What alternatives exist to using guid as clustered

2019-05-29 11:31发布

问题:

I am currently working on a project that entails using a SQL Azure database to store data for a forthcoming application. One of the goals of the project is to be able to take advantage of Federations (sharding) in SQL Azure. Another stated goal of the project is to be able to run this application on local hardware should a client opt for this scenario.

One of the "obstacles" I am confronted with is the lack of support for IDENTITY in Federations.

http://blogs.msdn.com/b/cbiyikoglu/archive/2011/06/20/id-generation-in-federations-identity-sequences-and-guids-uniqueidentifier.aspx

While I understand why IDENTITY is not supported in Azure, I seem to have a mental roadblock of accepting that using a GUID as a clustered index is a good idea.

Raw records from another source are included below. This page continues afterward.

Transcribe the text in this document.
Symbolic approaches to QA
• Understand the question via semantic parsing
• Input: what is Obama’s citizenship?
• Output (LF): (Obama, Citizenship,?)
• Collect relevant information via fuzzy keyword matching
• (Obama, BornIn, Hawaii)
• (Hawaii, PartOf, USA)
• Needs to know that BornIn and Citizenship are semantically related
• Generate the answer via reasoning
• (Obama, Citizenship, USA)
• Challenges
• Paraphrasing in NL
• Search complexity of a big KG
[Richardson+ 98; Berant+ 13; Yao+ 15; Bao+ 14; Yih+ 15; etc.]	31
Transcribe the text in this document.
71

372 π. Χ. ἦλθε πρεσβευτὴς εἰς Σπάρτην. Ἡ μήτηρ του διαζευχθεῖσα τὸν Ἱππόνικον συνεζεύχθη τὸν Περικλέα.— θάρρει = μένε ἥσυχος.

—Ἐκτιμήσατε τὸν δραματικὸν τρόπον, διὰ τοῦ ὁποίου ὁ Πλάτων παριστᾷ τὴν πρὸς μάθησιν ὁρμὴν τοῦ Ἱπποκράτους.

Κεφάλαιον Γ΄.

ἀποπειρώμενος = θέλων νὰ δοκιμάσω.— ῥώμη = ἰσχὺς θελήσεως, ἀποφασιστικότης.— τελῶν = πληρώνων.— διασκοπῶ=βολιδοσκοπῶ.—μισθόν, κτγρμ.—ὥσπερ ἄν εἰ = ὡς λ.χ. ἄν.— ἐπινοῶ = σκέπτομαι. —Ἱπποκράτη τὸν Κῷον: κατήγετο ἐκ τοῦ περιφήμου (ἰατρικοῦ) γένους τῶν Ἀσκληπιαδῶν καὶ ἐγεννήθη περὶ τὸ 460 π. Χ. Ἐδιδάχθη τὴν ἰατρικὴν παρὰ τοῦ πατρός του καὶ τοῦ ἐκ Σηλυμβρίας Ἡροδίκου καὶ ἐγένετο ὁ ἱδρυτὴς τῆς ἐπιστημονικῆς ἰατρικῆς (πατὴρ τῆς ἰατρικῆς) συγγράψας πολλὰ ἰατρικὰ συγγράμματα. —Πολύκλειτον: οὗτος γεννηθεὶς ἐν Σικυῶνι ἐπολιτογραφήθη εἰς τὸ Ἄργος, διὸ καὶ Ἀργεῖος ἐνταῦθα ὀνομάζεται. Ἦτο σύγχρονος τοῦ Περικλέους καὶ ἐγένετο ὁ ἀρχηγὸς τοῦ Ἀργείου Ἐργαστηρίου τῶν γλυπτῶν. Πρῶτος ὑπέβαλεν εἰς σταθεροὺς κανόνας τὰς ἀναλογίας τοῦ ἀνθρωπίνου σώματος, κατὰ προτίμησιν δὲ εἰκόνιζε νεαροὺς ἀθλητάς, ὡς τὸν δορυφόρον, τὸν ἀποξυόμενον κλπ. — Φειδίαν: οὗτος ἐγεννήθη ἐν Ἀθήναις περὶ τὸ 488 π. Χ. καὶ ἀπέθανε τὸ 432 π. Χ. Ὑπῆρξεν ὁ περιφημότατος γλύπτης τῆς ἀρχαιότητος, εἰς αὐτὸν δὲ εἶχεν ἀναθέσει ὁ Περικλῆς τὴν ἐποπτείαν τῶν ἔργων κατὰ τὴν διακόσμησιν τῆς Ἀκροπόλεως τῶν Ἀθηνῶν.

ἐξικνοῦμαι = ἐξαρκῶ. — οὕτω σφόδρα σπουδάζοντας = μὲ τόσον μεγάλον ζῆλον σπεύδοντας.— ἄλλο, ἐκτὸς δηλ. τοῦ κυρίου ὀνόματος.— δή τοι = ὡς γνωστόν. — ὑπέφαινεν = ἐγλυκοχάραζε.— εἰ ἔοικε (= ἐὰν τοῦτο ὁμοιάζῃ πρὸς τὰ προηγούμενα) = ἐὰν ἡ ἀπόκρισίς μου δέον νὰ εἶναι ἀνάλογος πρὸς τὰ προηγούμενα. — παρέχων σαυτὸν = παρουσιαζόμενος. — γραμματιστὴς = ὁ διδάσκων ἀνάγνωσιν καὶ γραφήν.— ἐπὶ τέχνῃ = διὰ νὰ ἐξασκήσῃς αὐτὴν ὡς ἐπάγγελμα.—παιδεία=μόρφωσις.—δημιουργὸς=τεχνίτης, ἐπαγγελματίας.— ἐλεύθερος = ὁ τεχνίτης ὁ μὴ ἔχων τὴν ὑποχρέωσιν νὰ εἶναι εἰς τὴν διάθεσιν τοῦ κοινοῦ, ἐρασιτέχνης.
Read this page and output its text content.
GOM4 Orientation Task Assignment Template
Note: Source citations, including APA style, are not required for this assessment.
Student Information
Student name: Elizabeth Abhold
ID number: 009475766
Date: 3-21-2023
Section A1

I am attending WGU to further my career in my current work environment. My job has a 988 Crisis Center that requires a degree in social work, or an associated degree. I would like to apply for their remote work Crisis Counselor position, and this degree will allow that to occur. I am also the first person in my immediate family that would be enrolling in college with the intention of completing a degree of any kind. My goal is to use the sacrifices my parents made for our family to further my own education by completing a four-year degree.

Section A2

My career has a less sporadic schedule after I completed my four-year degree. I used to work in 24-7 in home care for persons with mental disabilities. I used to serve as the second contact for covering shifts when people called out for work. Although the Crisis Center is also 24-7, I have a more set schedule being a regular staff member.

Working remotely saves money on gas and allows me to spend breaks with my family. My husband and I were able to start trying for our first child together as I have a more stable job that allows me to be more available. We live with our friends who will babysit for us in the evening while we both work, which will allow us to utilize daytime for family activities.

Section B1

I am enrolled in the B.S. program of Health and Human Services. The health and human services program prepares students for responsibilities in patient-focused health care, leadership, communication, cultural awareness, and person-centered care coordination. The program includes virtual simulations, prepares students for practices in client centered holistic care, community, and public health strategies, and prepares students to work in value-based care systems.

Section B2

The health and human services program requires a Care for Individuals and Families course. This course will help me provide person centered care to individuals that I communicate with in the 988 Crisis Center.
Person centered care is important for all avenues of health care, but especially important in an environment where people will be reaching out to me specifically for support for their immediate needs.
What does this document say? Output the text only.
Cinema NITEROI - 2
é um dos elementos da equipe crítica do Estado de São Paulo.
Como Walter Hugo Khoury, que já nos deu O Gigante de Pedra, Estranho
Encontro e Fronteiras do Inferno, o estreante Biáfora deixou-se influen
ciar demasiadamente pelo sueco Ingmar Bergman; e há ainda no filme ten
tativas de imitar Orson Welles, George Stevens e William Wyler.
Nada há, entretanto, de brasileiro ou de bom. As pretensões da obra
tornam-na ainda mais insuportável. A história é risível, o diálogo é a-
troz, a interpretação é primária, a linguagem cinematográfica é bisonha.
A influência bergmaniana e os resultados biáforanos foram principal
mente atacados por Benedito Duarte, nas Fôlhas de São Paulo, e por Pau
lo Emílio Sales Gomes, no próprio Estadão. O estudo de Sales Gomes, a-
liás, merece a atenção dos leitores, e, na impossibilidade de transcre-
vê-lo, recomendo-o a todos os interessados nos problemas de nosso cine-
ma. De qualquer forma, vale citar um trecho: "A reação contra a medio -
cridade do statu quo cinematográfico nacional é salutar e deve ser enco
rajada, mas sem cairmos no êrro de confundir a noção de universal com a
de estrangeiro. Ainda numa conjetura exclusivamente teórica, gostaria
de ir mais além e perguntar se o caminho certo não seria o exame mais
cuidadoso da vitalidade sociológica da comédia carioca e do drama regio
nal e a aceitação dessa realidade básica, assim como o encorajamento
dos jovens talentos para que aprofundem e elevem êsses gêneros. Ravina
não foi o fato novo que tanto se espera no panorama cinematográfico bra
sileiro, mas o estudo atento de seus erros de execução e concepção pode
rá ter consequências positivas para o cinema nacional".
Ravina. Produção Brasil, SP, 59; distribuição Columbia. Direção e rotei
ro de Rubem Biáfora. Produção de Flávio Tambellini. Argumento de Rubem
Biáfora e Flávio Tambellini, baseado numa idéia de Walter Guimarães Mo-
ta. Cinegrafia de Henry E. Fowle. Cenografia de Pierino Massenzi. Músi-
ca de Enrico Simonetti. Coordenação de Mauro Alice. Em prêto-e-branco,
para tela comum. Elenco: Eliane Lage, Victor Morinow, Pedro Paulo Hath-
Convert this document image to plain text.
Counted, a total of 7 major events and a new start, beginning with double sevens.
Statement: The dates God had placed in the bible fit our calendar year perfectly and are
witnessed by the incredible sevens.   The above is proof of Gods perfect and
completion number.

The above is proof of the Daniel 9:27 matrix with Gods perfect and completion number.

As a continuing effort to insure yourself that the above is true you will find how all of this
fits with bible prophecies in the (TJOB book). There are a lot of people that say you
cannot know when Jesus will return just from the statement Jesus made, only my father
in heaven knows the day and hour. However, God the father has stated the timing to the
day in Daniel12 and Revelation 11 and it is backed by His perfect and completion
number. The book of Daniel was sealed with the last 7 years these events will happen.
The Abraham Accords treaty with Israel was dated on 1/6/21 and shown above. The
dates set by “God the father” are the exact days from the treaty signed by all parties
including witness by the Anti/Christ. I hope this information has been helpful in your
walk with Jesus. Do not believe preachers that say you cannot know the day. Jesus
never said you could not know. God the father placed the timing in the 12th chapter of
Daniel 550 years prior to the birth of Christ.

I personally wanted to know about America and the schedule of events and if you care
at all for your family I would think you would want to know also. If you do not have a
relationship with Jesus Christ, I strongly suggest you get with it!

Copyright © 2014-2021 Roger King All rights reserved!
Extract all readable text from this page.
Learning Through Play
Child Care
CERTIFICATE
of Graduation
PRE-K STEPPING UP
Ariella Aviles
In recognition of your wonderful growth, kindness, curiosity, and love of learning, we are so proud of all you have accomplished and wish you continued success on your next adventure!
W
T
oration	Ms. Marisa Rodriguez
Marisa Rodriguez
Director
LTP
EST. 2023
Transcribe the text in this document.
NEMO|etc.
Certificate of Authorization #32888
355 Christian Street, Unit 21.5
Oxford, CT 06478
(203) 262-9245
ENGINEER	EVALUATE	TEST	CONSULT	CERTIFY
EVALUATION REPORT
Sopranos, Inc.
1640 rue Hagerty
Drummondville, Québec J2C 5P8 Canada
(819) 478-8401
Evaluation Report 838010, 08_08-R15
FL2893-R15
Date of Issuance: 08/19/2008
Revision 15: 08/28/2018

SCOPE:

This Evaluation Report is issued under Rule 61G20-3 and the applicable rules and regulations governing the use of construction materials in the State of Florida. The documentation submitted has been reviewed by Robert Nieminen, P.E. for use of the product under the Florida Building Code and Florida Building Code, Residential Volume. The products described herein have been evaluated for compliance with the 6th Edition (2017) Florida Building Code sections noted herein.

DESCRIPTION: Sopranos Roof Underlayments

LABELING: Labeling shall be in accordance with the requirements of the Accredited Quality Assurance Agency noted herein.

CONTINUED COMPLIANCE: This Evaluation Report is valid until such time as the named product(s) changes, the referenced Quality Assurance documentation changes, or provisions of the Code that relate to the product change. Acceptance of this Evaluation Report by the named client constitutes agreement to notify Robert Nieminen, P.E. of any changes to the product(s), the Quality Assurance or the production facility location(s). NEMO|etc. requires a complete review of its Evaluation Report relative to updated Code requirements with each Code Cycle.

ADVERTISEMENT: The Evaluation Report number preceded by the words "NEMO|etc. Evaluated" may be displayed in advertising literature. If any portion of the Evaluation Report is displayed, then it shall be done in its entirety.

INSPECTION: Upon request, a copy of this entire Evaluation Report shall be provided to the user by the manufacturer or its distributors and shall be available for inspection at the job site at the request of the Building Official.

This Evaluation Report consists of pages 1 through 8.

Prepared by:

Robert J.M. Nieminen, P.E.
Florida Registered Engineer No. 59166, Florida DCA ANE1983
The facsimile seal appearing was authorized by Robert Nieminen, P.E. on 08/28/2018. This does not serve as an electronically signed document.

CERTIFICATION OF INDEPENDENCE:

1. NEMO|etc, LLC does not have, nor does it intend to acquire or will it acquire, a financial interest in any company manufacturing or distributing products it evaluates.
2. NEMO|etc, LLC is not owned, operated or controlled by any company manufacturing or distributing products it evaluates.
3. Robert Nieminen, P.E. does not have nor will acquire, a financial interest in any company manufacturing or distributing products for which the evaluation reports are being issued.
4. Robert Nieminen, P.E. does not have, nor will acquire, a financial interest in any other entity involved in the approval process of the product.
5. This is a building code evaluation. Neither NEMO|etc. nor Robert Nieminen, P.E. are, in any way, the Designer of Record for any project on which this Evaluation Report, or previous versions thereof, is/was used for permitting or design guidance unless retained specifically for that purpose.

Clustered and nonclustered indexes performance

I've executed the sample tests in the first link above and have confirmed that there is little difference in performance on Azure when inserting records into a table with a guid as the clustered index vs. inserting the same amount of records into a table with an int identity field serving as the clustered index.

However, as I also need to support an on-premise installation, I think it is a safe statement to say that performance locally will suffer when using guids as the clustered index instead of using int identity.

In addition to performance related concerns, I also am concerned about the use of a 16 byte wide guid as the clustered index vs. using a 4 byte wide integer as the clustered index. Sure, disk space is relatively cheap, but this still adds up fairly quickly (and perhaps unnecessarily so).

I realize that I will ultimately have to make a trade-off based on needing to support both of these stated project goals, but I'm looking to make the most informed decision I can make.

Aside from using a middle tier id generator, what alternatives are there to using a Guid as the clustered index (and \ or primary key) on Azure while still working with Federations?

Alternatively, are my concerns regarding using a Guid as the clustered Index off-base (which I admit they very well could be)? If so, why?

回答1:

You are right to bother about the 16 byte Guid vs 4 byte Int (I also do so). However take the bright side - Federations give you the ability to massively scale the DB layer.

Now to the question - as per Online Documentation, the Federation Distribution type can only be one of:

INT, BIGINT, UNIQUEIDENTIFIER or VARBINARY(n), where n can be a maximum of 900

So I see the UNIQUEIDENTITIFIER as really the only option for your app.

Having any kind of id generator at application level would introduce a single point of failure / single point of "crash" or a bottleneck, which obviously SQL Azure Federations is trying to cover. So I would not use any ID generation logic, rather then Guid.NewGuid() at application side, or NEWID() at DB side.

As for performance impacts of UNIQUEIDENTIFIER for on-premises solution, I can't talk, and this is a separate question.



回答2:

Apparently using GUID with SQL Azure will not incur the same kind of performance issues an on premise SQL Server installation will.

many people have experiences that suggest GUIDs (uniqueidentifiers) are bad candidates for clustering keys given they will not be ordered and cause page splits, causing higher latencies and fragmentation? No so on SQL Azure

http://blogs.msdn.com/b/cbiyikoglu/archive/2012/05/17/id-generation-in-federations-identity-sequences-and-guids-uniqueidentifier.aspx

So I would probably go with Guid's